Şeker, tuz, beyaz undan yapılanlar, pirinç, üzüm, incir, kavun, patates ve havucun şekeri hızla yükselten yiyecekler
olduğunu biliyordum, ama mısırın, kestanenin, bezelyenin ve özellikle de simidin onlardan da sakıncalı olduğundan haberim yoktu.
İlk derste, şeker hastası için tavsiye edilmeyen bu yiyeceklerin bile yağsız süt, yoğurt ve ayranla birlikte tüketilmesi halinde
şekeri hızla yükseltmediklerini öğrendim. Bundan böyle rüştünü ispatlamış tıp adamlarının dışında hiç kimsenin ‘şeker’ konusunda söylediklerine itibar etmeyeceğim. Ücretsiz okul Cumartesi sabah saat 10.00’da yine Acıbadem’deki Acıbadem Hastanesi’ndeyim.
Bu kez Dr. Yaser Süleymanoğlu ve Dr. Sedef Altınışık’tan ‘Diyabet Tedavisinde Yöntemler ve Yenilikler’i, diyabet hemşiresi
Öznur Yüce’den de ‘Evde Neler Yapmalı?’ konusunda söyleyeceklerini dinleyeceğim. Ücretsiz bir okul bu...
O yüzden isteyen, randevu alıp, katılabilir...

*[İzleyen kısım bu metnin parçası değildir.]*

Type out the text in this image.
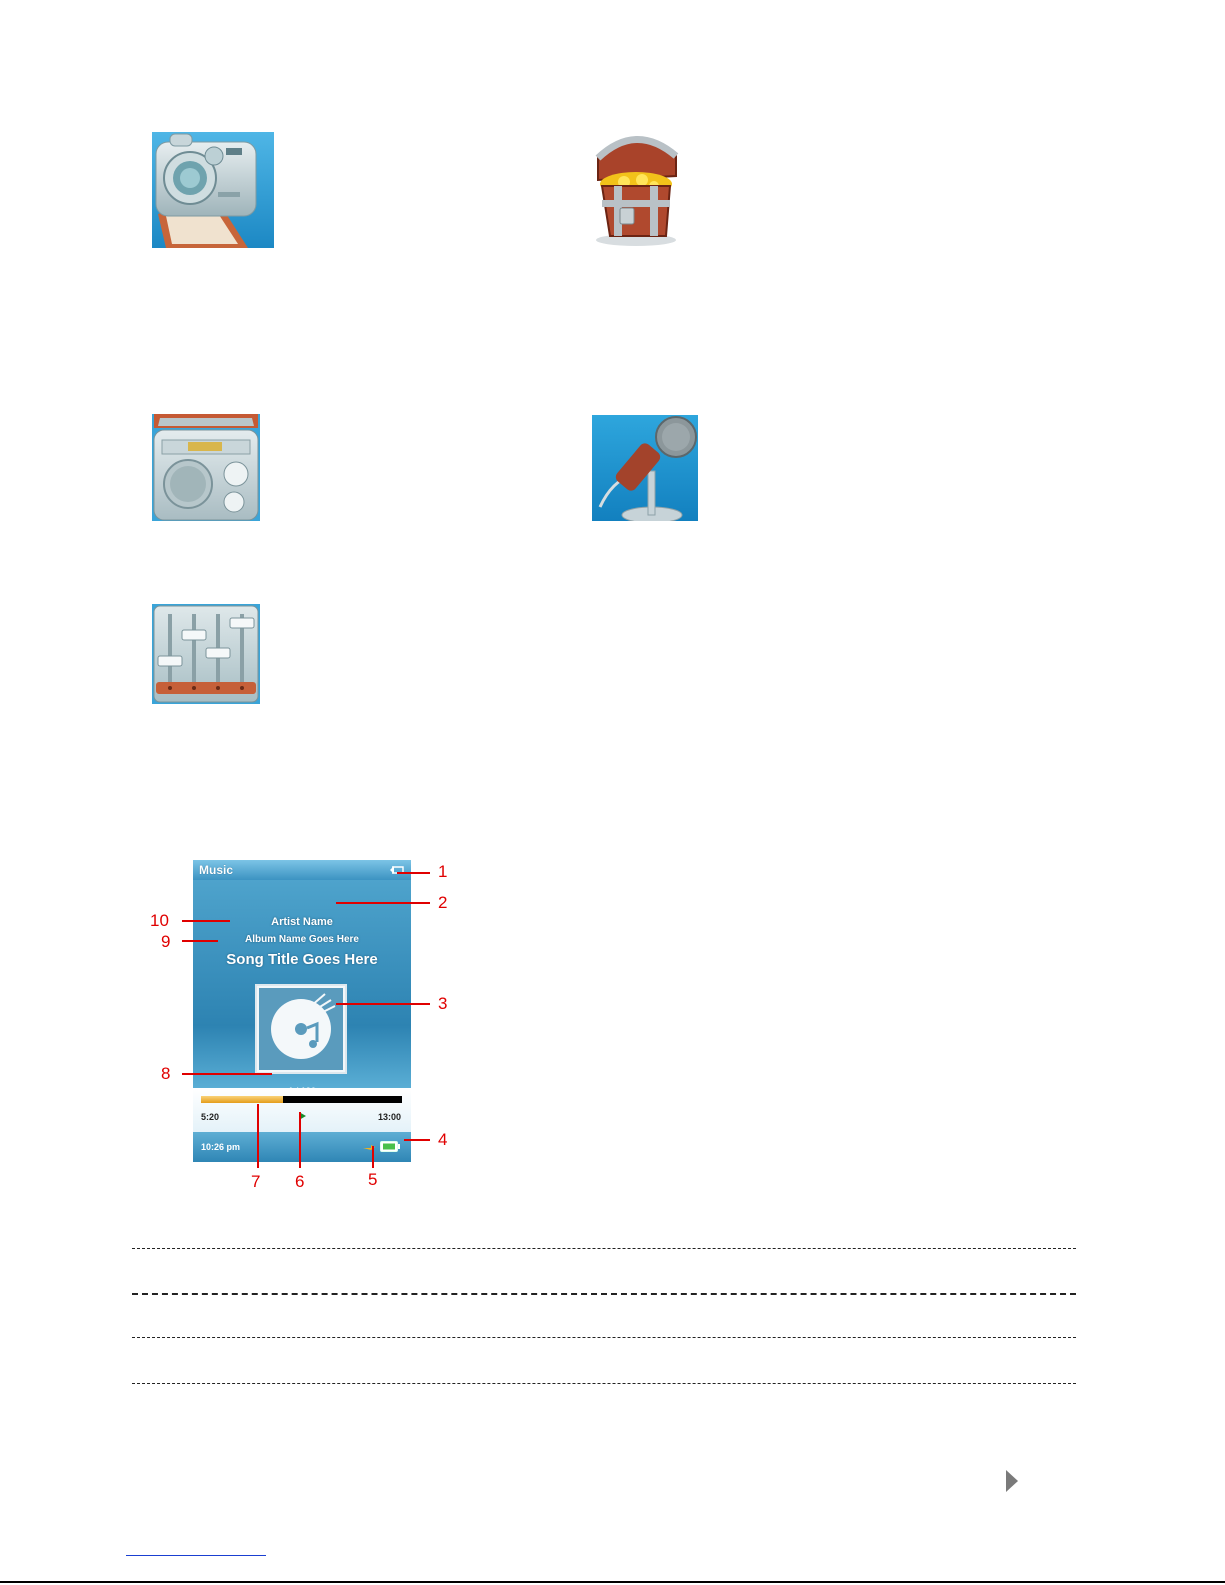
Music
Artist Name
Album Name Goes Here
Song Title Goes Here
5:20	13:00
10:26 pm
1
2
3
4
5
6
7
8
9
10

ERBiL’E BiR DESTEK DE MÜJDAT GEZEN’DEN
Sabah’tan Sevilay Yükselir, yine “Doğan Grubu’ndan bazıları Mehmet Ali Erbil’i yeniden ekranlara döndürmenin gayreti içinde” yazacak, ama olsun... Sevilay Yükselir kızıyor diye, olan biteni yazmaktan çekinecek değilim... Mehmet Ali Erbil’in, muhtar Hıdır Esen’den aldığı davet üzerine Tunceli’ne gidip, ‘dede’lerin elini öpüp, alevilerin gönlünü alacak yazımdan sonra Sevilay Yükselir gibi, bu barış çabasına karşı çıkan başka aleviler de oldu. O yüzden Erbil’in Tunceli seyahati şimdilik ertelendi. Çünkü davet sahipleri, daha geniş tabanlı bir karşılama için harekete geçti. Canlı yayınında sarf ettiği “Mum söndü” sözü yüzünden
sunduğu ‘Çarkıfelek’ programı yayından kaldırılan Mehmet Ali Erbil’e bir destek de Müjdat Gezen’den geldi.
Erbil’in içinde alevilere karşı en küçük bir kötü duygu olduğuna inanmadığını vurgulayan Müjdat Gezen, şunları söyledi: “29 Ekim Cumhuriyet Bayramı’nda Büyükçekmece’deki aleviler bana ödül verecek. Orada, barışın en çok yakıştığı insanlar alevilerdir,
size Mehmet Ali Erbil’i affetmek yakışır diyeceğim. Zaten Erbil de defalarca özür diledi alevilerden... Onların da onu affedeceğine eminim.”